Díaz-Balart said the Trump administration and Congress will support efforts against tyrants like Nicolás Maduro, who on Friday was sworn into a third term as Venezuela’s President despite evidence that he lost last Summer’s election that spurred mass protests this week.
Maduro’s regime and others like it in Latin America are “very weak,” Díaz-Balart said.
To better and more quickly help asylum seekers, he continued, the U.S. should strengthen the border and crack down further on crossings.
“When we can control the border, when we start with these deportations, part of the goal is to make sure that the legal process can start moving again for those who have legitimate claims for asylum and are suffering the most,” he said.
That perspective has resonated in some of the densest migrant populations in the U.S. Voters in Miami-Dade, a long-dependable Democratic stronghold that Díaz-Balart has represented in Washington since 2003, swung heavily right in November, siding with a Republican presidential candidate for the first time this century and giving the GOP a clean sweep races for county constitutional offices.
Meanwhile, Starr County in Texas voted for a top-of-the-ticket Republican for the first time in 132 years.
“These are immigrants and families of immigrants, but they’re the ones who are suffering (from poor border control under Biden),” Díaz-Balart said. “And they know those with a legitimate claim who are trying to come here legally can’t do it now.”
Díaz-Balart’s comments during a Friday luncheon in Pinecrest hosted by Miami’s Community News came at roughly the same time President Joe Biden’s administration announced sweeping extensions to deportation protections for hundreds of thousands of people from Sudan, Ukraine and Venezuela.

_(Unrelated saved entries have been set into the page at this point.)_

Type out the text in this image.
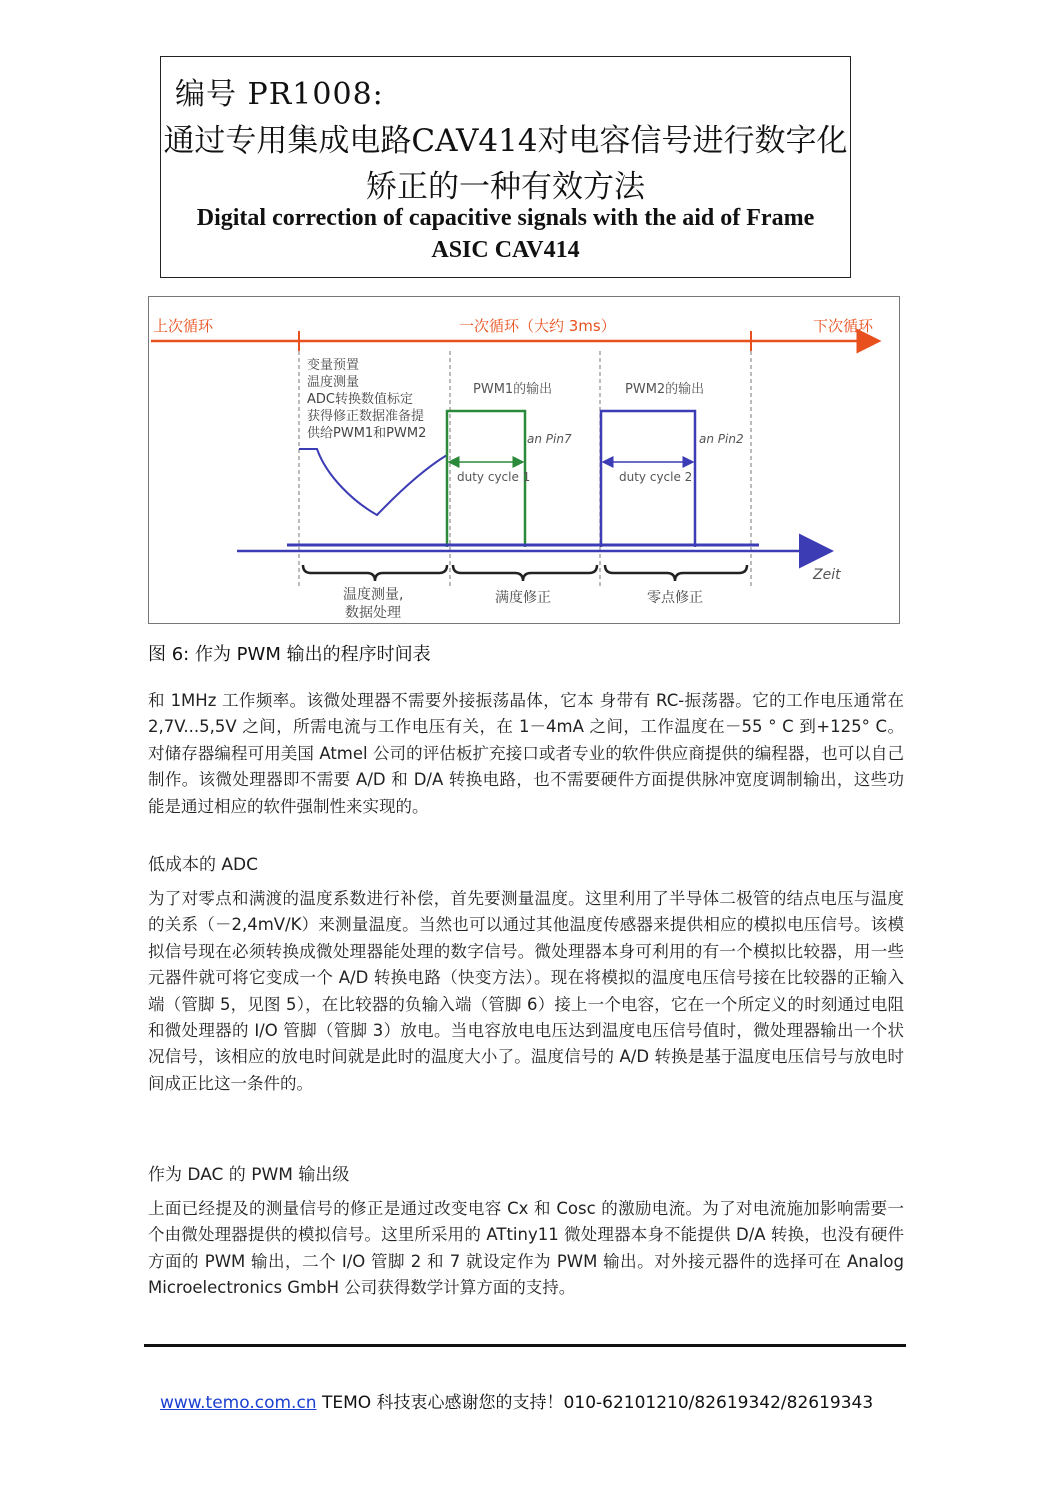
编号 PR1008:
通过专用集成电路CAV414对电容信号进行数字化
矫正的一种有效方法
Digital correction of capacitive signals with the aid of Frame
ASIC CAV414
上次循环	一次循环（大约 3ms）	下次循环
变量预置 温度测量 ADC转换数值标定 获得修正数据准备提 供给PWM1和PWM2
PWM1的输出
an Pin7
duty cycle 1
PWM2的输出
an Pin2
duty cycle 2
Zeit
温度测量,
数据处理
满度修正	零点修正
图 6: 作为 PWM 输出的程序时间表

和 1MHz 工作频率。该微处理器不需要外接振荡晶体，它本 身带有 RC-振荡器。它的工作电压通常在 2,7V...5,5V 之间，所需电流与工作电压有关，在 1－4mA 之间，工作温度在－55 ° C 到+125° C。对储存器编程可用美国 Atmel 公司的评估板扩充接口或者专业的软件供应商提供的编程器，也可以自己制作。该微处理器即不需要 A/D 和 D/A 转换电路，也不需要硬件方面提供脉冲宽度调制输出，这些功能是通过相应的软件强制性来实现的。

低成本的 ADC

为了对零点和满渡的温度系数进行补偿，首先要测量温度。这里利用了半导体二极管的结点电压与温度的关系（－2,4mV/K）来测量温度。当然也可以通过其他温度传感器来提供相应的模拟电压信号。该模拟信号现在必须转换成微处理器能处理的数字信号。微处理器本身可利用的有一个模拟比较器，用一些元器件就可将它变成一个 A/D 转换电路（快变方法）。现在将模拟的温度电压信号接在比较器的正输入端（管脚 5，见图 5），在比较器的负输入端（管脚 6）接上一个电容，它在一个所定义的时刻通过电阻和微处理器的 I/O 管脚（管脚 3）放电。当电容放电电压达到温度电压信号值时，微处理器输出一个状况信号，该相应的放电时间就是此时的温度大小了。温度信号的 A/D 转换是基于温度电压信号与放电时间成正比这一条件的。

作为 DAC 的 PWM 输出级

上面已经提及的测量信号的修正是通过改变电容 Cx 和 Cosc 的激励电流。为了对电流施加影响需要一个由微处理器提供的模拟信号。这里所采用的 ATtiny11 微处理器本身不能提供 D/A 转换，也没有硬件方面的 PWM 输出，二个 I/O 管脚 2 和 7 就设定作为 PWM 输出。对外接元器件的选择可在 Analog Microelectronics GmbH 公司获得数学计算方面的支持。

www.temo.com.cn TEMO 科技衷心感谢您的支持！010-62101210/82619342/82619343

Temporary protected status for roughly 600,000 Venezuelans, 232,000 El Salvadorians and 200,000 Haitians, among others, will continue into 2026. Steve Yale-Loehr, an immigration scholar at Cornell Law School, told The New York Times it is unlikely Trump will be able to deport them “any time soon.”
One comment
TJC
January 10, 2025 at 5:04 pm
Ah yes, to the hard-working undocumented immigrants of Florida, Díaz-Balart now says of his fellow Republican Trump: Don’t listen to what he says over and over about his plans for the largest round-up and deportation in U.S. history, it’s just talk. He just meant the bad guys. You be good and don’t worry, keep working. Don’t look over your shoulders. Just keep working.